Notre rencontre avec cet essai (dont nous avons découvert par la suite l'auteur, et un tout petit peu le fils, éditeur) s'est faite sur le célèbre cours Saleya de Nice. Cette reliure relativement ancienne, ainsi que ce croquis représentant en peu de traits le visage de Camus - un de nos écrivains (et philosophes) préférés - nous ont attirés, et notre curiosité est devenue tout naturellement achat, puis lecture.
Mais avant toute chose, peut-on être francs ? Peut-on oser affirmer que ces constats/réflexions sont, dans leur ensemble, quasi impénétrables, et que l'on risque de se perdre hélas, dans les méandres d'un discours qui prend peut-être trop de hauteur ?
Néanmoins, l'amour pour l'esprit camusien et ce que l'on vient d'affirmer (mais nos critiques se limitent à cet essai dans son ensemble, tout le reste étant à lire et à voir !) donnent envie - comme on l'avait fait pour Jacques Rancière, pour des raisons différentes - de citer, en toute simplicité, les passages les plus heureux, ceux qui nous ont paru les plus clairs et surtout les plus convaincants ou relevant d'une juste, voire très juste, sensibilité quand à la démarche, à la fois classique et très originale, d'Albert Camus.

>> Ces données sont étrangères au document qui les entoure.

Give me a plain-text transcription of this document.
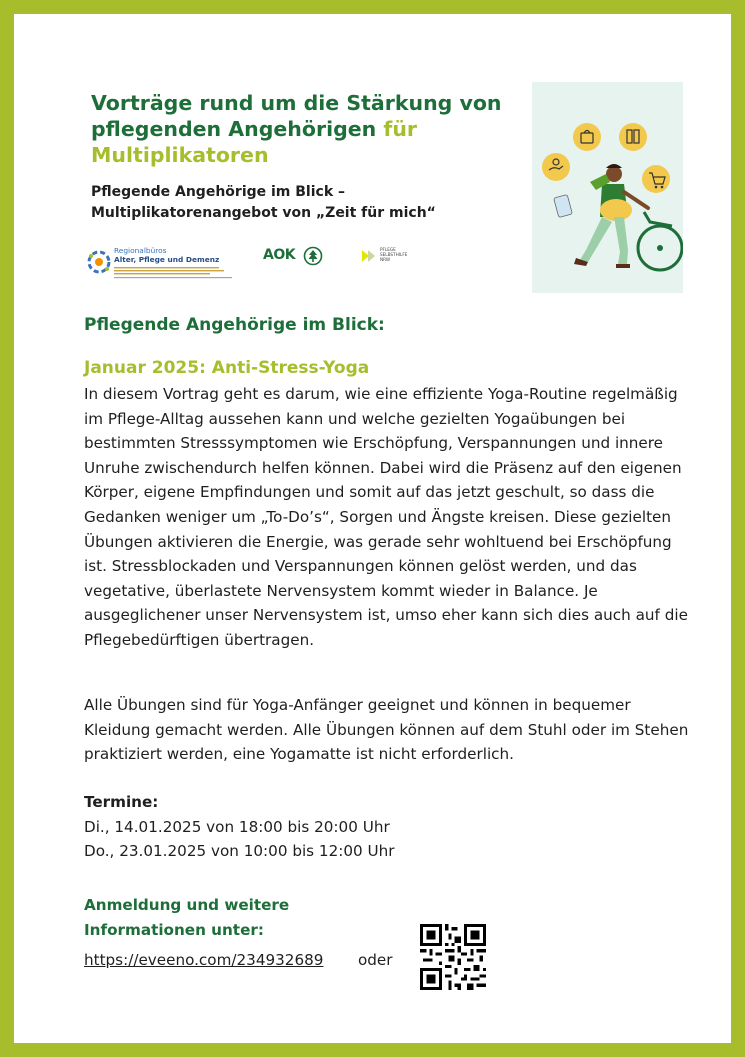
Vorträge rund um die Stärkung von pflegenden Angehörigen für
Multiplikatoren
Pflegende Angehörige im Blick –
Multiplikatorenangebot von „Zeit für mich“
Regionalbüros
Alter, Pflege und Demenz	AOK	PFLEGE SELBSTHILFE NRW
Pflegende Angehörige im Blick:
Januar 2025: Anti-Stress-Yoga
In diesem Vortrag geht es darum, wie eine effiziente Yoga-Routine regelmäßig im Pflege-Alltag aussehen kann und welche gezielten Yogaübungen bei bestimmten Stresssymptomen wie Erschöpfung, Verspannungen und innere Unruhe zwischendurch helfen können. Dabei wird die Präsenz auf den eigenen Körper, eigene Empfindungen und somit auf das jetzt geschult, so dass die Gedanken weniger um „To-Do’s“, Sorgen und Ängste kreisen. Diese gezielten Übungen aktivieren die Energie, was gerade sehr wohltuend bei Erschöpfung ist. Stressblockaden und Verspannungen können gelöst werden, und das vegetative, überlastete Nervensystem kommt wieder in Balance. Je ausgeglichener unser Nervensystem ist, umso eher kann sich dies auch auf die Pflegebedürftigen übertragen.
Alle Übungen sind für Yoga-Anfänger geeignet und können in bequemer Kleidung gemacht werden. Alle Übungen können auf dem Stuhl oder im Stehen praktiziert werden, eine Yogamatte ist nicht erforderlich.
Termine:
Di., 14.01.2025 von 18:00 bis 20:00 Uhr
Do., 23.01.2025 von 10:00 bis 12:00 Uhr
Anmeldung und weitere
Informationen unter:
https://eveeno.com/234932689 oder
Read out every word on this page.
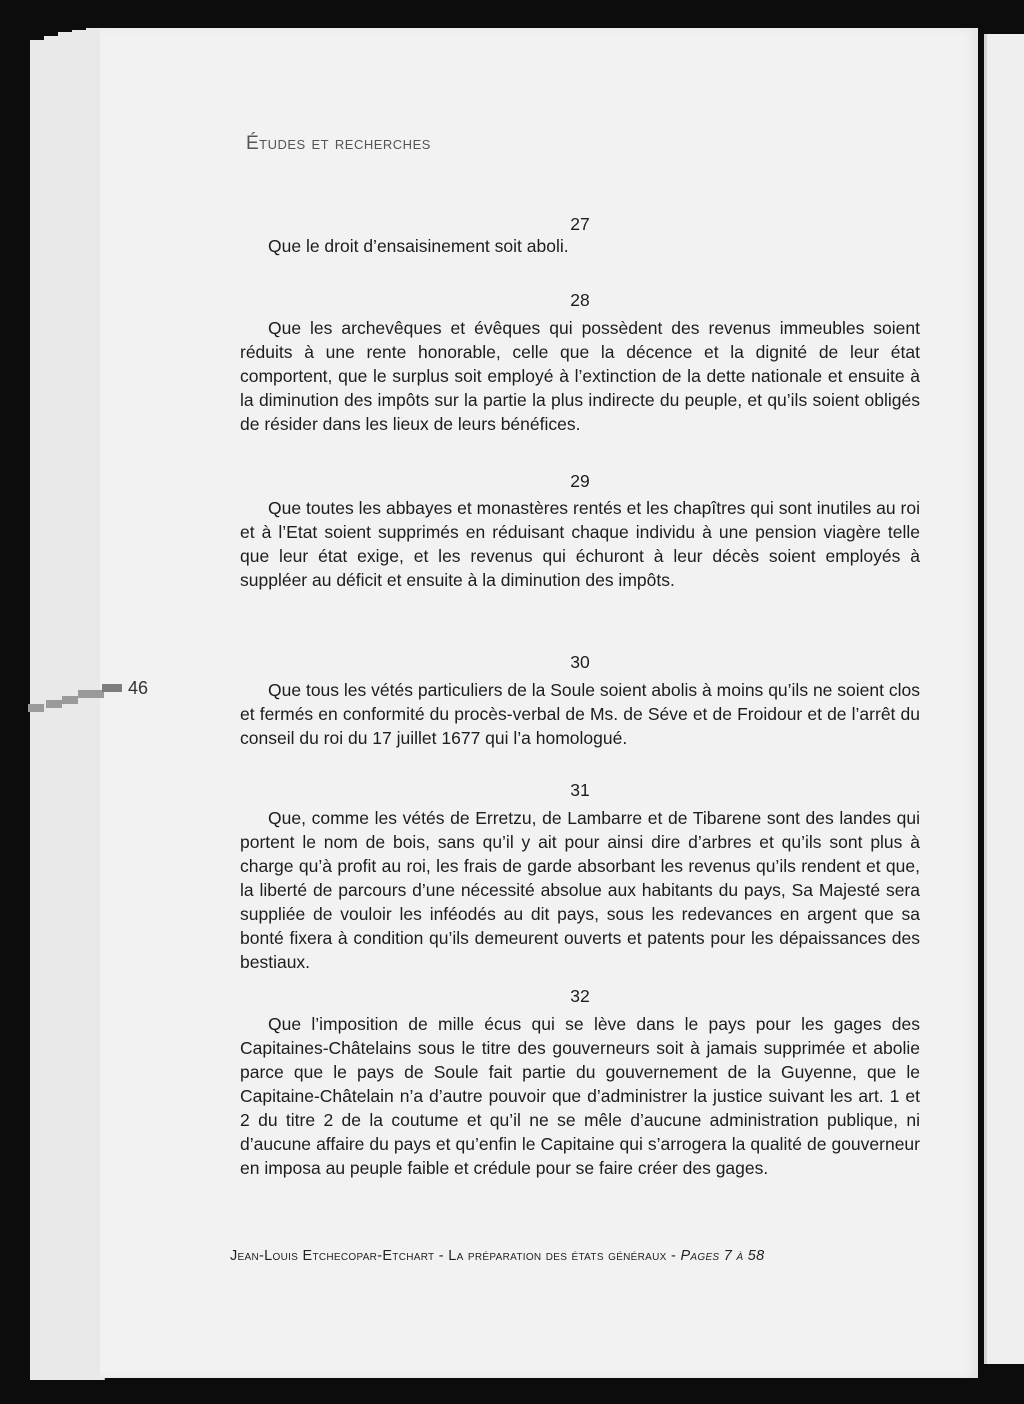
Études et recherches
27

Que le droit d’ensaisinement soit aboli.

28

Que les archevêques et évêques qui possèdent des revenus immeubles soient réduits à une rente honorable, celle que la décence et la dignité de leur état comportent, que le surplus soit employé à l’extinction de la dette nationale et ensuite à la diminution des impôts sur la partie la plus indirecte du peuple, et qu’ils soient obligés de résider dans les lieux de leurs bénéfices.

29

Que toutes les abbayes et monastères rentés et les chapîtres qui sont inutiles au roi et à l’Etat soient supprimés en réduisant chaque individu à une pension viagère telle que leur état exige, et les revenus qui échuront à leur décès soient employés à suppléer au déficit et ensuite à la diminution des impôts.

30

Que tous les vétés particuliers de la Soule soient abolis à moins qu’ils ne soient clos et fermés en conformité du procès-verbal de Ms. de Séve et de Froidour et de l’arrêt du conseil du roi du 17 juillet 1677 qui l’a homologué.

31

Que, comme les vétés de Erretzu, de Lambarre et de Tibarene sont des landes qui portent le nom de bois, sans qu’il y ait pour ainsi dire d’arbres et qu’ils sont plus à charge qu’à profit au roi, les frais de garde absorbant les revenus qu’ils rendent et que, la liberté de parcours d’une nécessité absolue aux habitants du pays, Sa Majesté sera suppliée de vouloir les inféodés au dit pays, sous les redevances en argent que sa bonté fixera à condition qu’ils demeurent ouverts et patents pour les dépaissances des bestiaux.

32

Que l’imposition de mille écus qui se lève dans le pays pour les gages des Capitaines-Châtelains sous le titre des gouverneurs soit à jamais supprimée et abolie parce que le pays de Soule fait partie du gouvernement de la Guyenne, que le Capitaine-Châtelain n’a d’autre pouvoir que d’administrer la justice suivant les art. 1 et 2 du titre 2 de la coutume et qu’il ne se mêle d’aucune administration publique, ni d’aucune affaire du pays et qu’enfin le Capitaine qui s’arrogera la qualité de gouverneur en imposa au peuple faible et crédule pour se faire créer des gages.

Jean-Louis Etchecopar-Etchart - La préparation des états généraux - Pages 7 à 58
46
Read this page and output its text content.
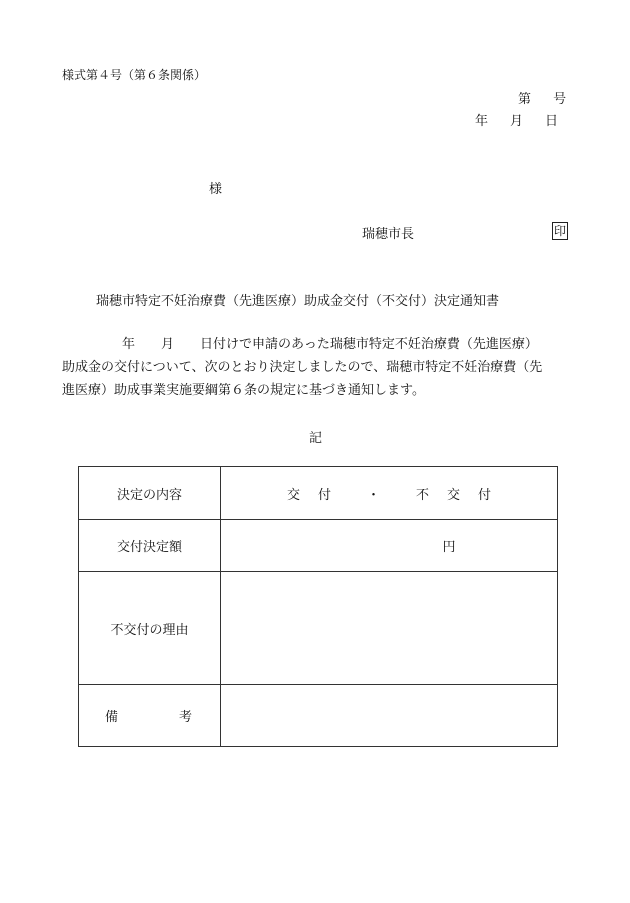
様式第４号（第６条関係）
第 号
年 月 日
様
瑞穂市長	印
瑞穂市特定不妊治療費（先進医療）助成金交付（不交付）決定通知書
年　　月　　日付けで申請のあった瑞穂市特定不妊治療費（先進医療）
助成金の交付について、次のとおり決定しましたので、瑞穂市特定不妊治療費（先
進医療）助成事業実施要綱第６条の規定に基づき通知します。
記
決定の内容	交 付 ・ 不 交 付
交付決定額	円
不交付の理由	

備 考	
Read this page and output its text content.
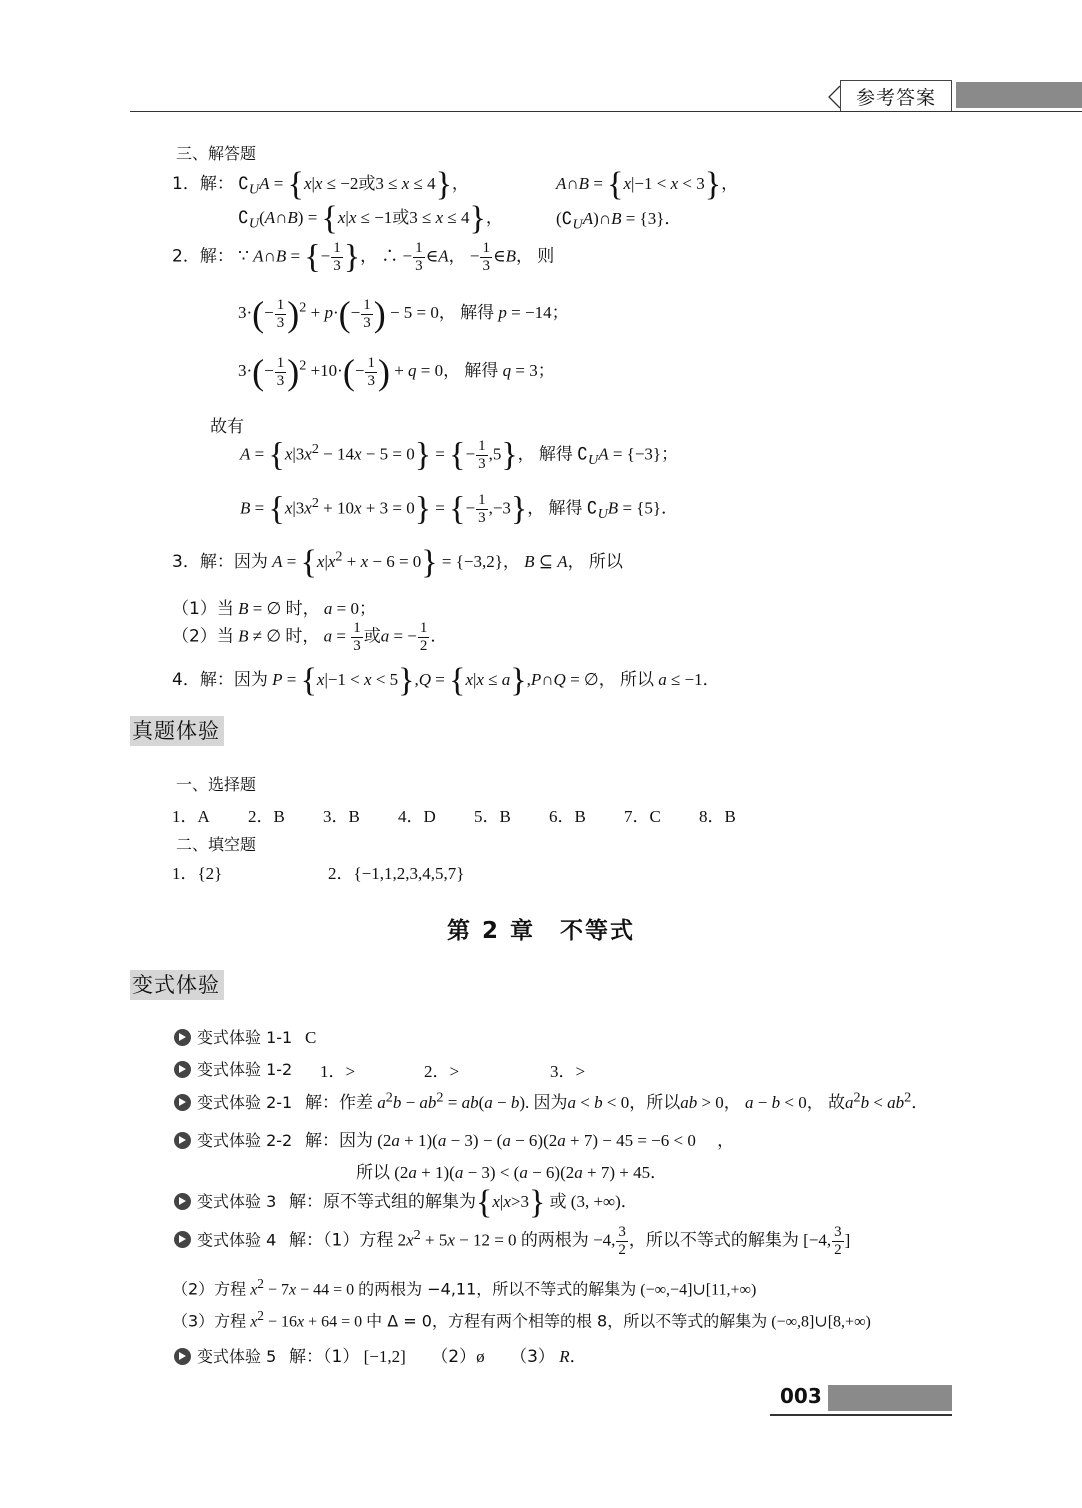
参考答案
三、解答题
1．解： $∁_UA = \{x|x \le -2$或3 ≤ x ≤ 4}，	A∩B = {x|−1 < x < 3}，
$∁_U(A\cap B) = \{x|x \le -1$或3 ≤ x ≤ 4}，	$(∁_UA)\cap B = \{3\}$．
2．解： ∵ A∩B = {− $\frac{1}{3}$ }， ∴ − $\frac{1}{3}$ ∈A， − $\frac{1}{3}$ ∈B， 则
$3\cdot(- \frac{1}{3} )^2 + p\cdot(- \frac{1}{3}$ ) − 5 = 0， 解得 p = −14；
$3\cdot(- \frac{1}{3} )^2 +10\cdot(- \frac{1}{3}$ ) + q = 0， 解得 q = 3；
故有
$A = \{x|3x^2 - 14x - 5 = 0\}$ = {− $\frac{1}{3} ,5$}， 解得 $∁_UA = \{-3\}$；
$B = \{x|3x^2 + 10x + 3 = 0\}$ = {− $\frac{1}{3} ,-3$}， 解得 $∁_UB = \{5\}$．
3．解：因为 $A = \{x|x^2 + x - 6 = 0\} = \{-3,2\}$， B ⊆ A， 所以
（1）当 B = ∅ 时， a = 0；
（2）当 B ≠ ∅ 时， $a = \frac{1}{3}$ 或a = − $\frac{1}{2}$ ．
4．解：因为 P = {x|−1 < x < 5},Q = {x|x ≤ a},P∩Q = ∅， 所以 a ≤ −1．
真题体验
一、选择题
1．A 2．B 3．B 4．D 5．B 6．B 7．C 8．B
二、填空题
1．{2}	2．{−1,1,2,3,4,5,7}
第 2 章　不等式
变式体验
变式体验 1-1 C
变式体验 1-2 1．>	2．>	3．>
变式体验 2-1 解：作差 $a^2b - ab^2 = ab(a - b)$. 因为a < b < 0，所以ab > 0， a − b < 0， 故$a^2b < ab^2$．
变式体验 2-2 解：因为 (2a + 1)(a − 3) − (a − 6)(2a + 7) − 45 = −6 < 0 　，
所以 (2a + 1)(a − 3) < (a − 6)(2a + 7) + 45．
变式体验 3 解：原不等式组的解集为{x|x>3} 或 (3, +∞)．
变式体验 4 解：（1）方程 $2x^2 + 5x - 12 = 0$ 的两根为 −4, $\frac{3}{2}$ ，所以不等式的解集为 [−4, $\frac{3}{2}$ ]
（2）方程 $x^2 - 7x - 44 = 0$ 的两根为 −4,11，所以不等式的解集为 (−∞,−4]∪[11,+∞)
（3）方程 $x^2 - 16x + 64 = 0$ 中 Δ = 0，方程有两个相等的根 8，所以不等式的解集为 (−∞,8]∪[8,+∞)
变式体验 5 解：（1） [−1,2] （2）ø （3） R．
003
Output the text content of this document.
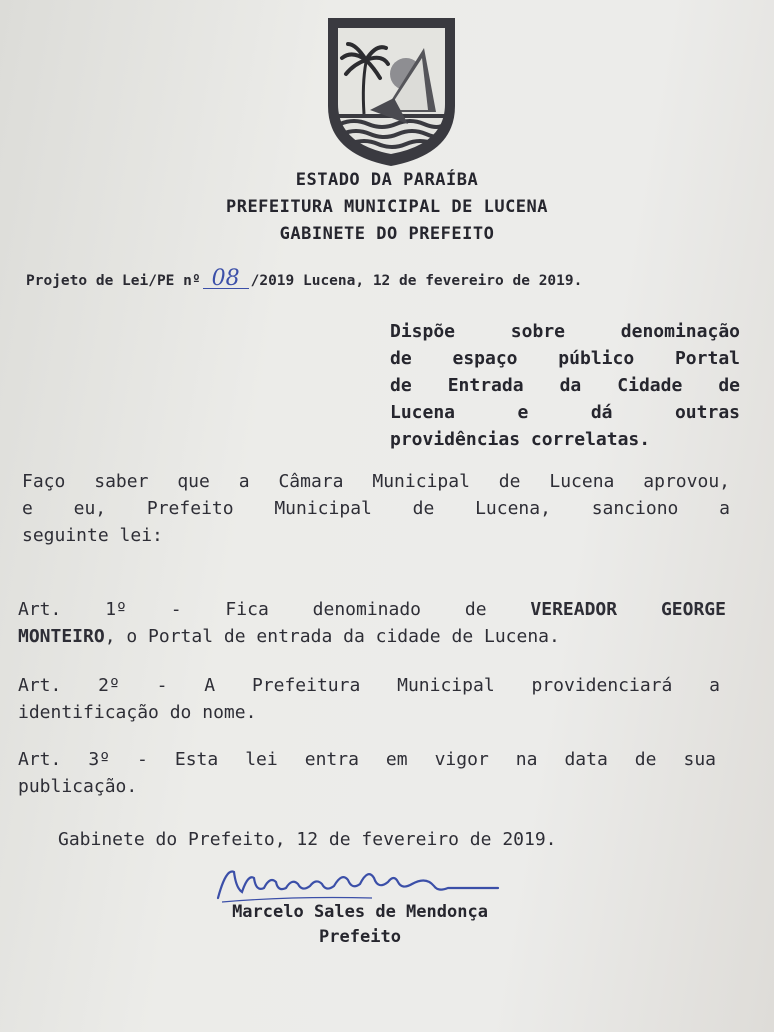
ESTADO DA PARAÍBA
PREFEITURA MUNICIPAL DE LUCENA
GABINETE DO PREFEITO
Projeto de Lei/PE nº 08 /2019 Lucena, 12 de fevereiro de 2019.
Dispõe sobre denominação
de espaço público Portal
de Entrada da Cidade de
Lucena e dá outras
providências correlatas.
Faço saber que a Câmara Municipal de Lucena aprovou,
e eu, Prefeito Municipal de Lucena, sanciono a
seguinte lei:
Art. 1º - Fica denominado de VEREADOR GEORGE
MONTEIRO, o Portal de entrada da cidade de Lucena.
Art. 2º - A Prefeitura Municipal providenciará a
identificação do nome.
Art. 3º - Esta lei entra em vigor na data de sua
publicação.
Gabinete do Prefeito, 12 de fevereiro de 2019.
Marcelo Sales de Mendonça
Prefeito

Sans risque de fioritures inutiles, de manière directe - la manière que privilégiait Camus lui-même - vous pourrez ainsi accueillir ces observations, ces sages propos soit pour les retenir en eux-mêmes, tels qu'ils sont présentés, soit pour les vérifier et les approfondir par une lecture directe de Camus ou via un autre livre critique de votre choix (si vous optez pour cette deuxième solution, n'oubliez pas de lire l'auteur de "La peste", de "L'étranger", de "La chute", de "L'envers et l'endroit", d'abord ou en bonne partie de manière directe, pour pouvoir mieux juger de son esprit mitigé (un clair-obscur où en général le soleil prédomine, bien que l'essai s'attarde justement sur l'indifférence et le sens de l'absurde si particuliers, suscitant de la perplexité et au delà chez Meursault, dans "L'étranger" et sous un soleil si funeste...). Et pour mieux évaluer ses nobles contenus, souvent métaphoriques et volontiers en prise avec la et sa réalité-actualité, sa casquette de journaliste et son Combat aidant !
Voici donc ce que nous aimons retenir des pages d'Henri Bonnier (mais avant, puisque nous venons d'y penser, nous nous sommes déjà occupés de Camus, et de "l'absurde !") :
On commencera néanmoins par des lignes qui frappent, page 99, et qui nous semblent bien erronées malgré la juste discorde et rupture de Camus, à l'époque, avec ce que devenait un certain parti communiste (en particulier suite à la révolution hongroise, de Budapest, en 1956 - lien "Hérodote" - puis à l'invasion/répression de l'URSS en Tchécoslovaquie, du printemps de Prague en 1968, qui prônait un socialisme à visage humain).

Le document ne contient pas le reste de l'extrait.